Southeastern Section - 70th Annual Meeting - 2021

Paper No. 10-12
Presentation Time: 4:45 PM

WHO'S AFRAID OF BAD BIG DATA? CONFUSION AND COVERAGE IN THE COASTAL PLAIN OF THE CAROLINAS


CAMPBELL, David, Paleontological Research Institution, 1259 Trumansburg Rd, Ithaca, NY 14850 and CAMPBELL, Timothy, T D Campbell Homeschool, c/o Department of Natural Sciences, 110 S Main St #7270, Boiling Springs, NC 28017

Analyses of paleontological data increasingly rely on large aggregate datasets accessed online. For example, molecular clock calculations routinely rely on such sources for calibrations.

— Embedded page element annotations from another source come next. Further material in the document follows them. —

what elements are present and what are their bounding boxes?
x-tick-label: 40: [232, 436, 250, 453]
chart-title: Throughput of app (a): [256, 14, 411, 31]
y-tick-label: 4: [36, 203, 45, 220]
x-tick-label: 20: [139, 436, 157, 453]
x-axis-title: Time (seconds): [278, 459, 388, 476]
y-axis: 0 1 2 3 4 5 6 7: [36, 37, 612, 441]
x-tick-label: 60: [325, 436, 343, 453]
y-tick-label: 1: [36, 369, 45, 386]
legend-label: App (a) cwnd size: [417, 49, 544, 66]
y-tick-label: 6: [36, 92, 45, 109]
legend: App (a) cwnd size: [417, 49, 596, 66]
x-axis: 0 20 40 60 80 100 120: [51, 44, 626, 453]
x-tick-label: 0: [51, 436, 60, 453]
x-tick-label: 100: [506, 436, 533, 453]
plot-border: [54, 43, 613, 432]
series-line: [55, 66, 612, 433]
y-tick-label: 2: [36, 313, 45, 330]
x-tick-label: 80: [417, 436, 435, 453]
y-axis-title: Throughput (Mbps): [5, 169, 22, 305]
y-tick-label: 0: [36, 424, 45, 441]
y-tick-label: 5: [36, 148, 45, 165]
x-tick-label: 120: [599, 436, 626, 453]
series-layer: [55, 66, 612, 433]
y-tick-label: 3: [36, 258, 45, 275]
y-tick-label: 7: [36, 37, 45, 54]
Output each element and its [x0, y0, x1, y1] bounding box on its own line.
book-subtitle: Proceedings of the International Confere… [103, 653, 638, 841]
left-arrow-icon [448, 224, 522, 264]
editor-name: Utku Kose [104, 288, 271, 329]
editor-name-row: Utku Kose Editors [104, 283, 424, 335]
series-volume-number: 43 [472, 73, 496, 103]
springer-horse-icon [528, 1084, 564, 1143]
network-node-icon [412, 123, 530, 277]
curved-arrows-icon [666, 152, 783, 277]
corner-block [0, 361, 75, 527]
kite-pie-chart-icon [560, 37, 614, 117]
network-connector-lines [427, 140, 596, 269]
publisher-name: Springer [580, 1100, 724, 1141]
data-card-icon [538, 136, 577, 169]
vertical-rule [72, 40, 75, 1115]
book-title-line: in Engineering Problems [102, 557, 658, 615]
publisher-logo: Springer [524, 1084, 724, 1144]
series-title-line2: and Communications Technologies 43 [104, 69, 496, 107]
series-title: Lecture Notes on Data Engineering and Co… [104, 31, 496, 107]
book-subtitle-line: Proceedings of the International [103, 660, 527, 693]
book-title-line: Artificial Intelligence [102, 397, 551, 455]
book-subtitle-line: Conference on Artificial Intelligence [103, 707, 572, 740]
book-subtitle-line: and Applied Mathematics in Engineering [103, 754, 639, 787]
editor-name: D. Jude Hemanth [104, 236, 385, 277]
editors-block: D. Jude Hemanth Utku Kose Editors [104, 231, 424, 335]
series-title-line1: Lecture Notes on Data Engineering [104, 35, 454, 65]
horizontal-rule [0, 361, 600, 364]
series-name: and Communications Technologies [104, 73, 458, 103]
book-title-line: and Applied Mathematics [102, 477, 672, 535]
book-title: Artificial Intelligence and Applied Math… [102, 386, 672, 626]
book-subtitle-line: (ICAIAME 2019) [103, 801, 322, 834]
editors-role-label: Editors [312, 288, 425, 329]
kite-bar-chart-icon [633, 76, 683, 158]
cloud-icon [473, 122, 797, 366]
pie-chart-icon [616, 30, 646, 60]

However, these aggregate databases generally have limited capacity for correction, and significant gaps exist in the coverage. Outdated taxonomy and stratigraphy, confusion of similar or homonymous names, and mistakes can produce significantly incorrect data such as European Jurassic species reported in the Pleistocene of the Carolinas. Input data may derive from older references and collections, which are valuable data sources but require updating for proper integration into a database. In our research on Cenozoic mollusks of the southeastern U.S., we have found several examples of incorrect or missing data. Because these incorrect citations are likely to be outliers, they can significantly distort summaries of stratigraphic and geographic distribution. In turn, uncritical use of such summaries can lead to highly inaccurate conclusions. Building reliable datasets will require support for the taxonomic and stratigraphic expertise necessary to ensure that the underlying information is credible.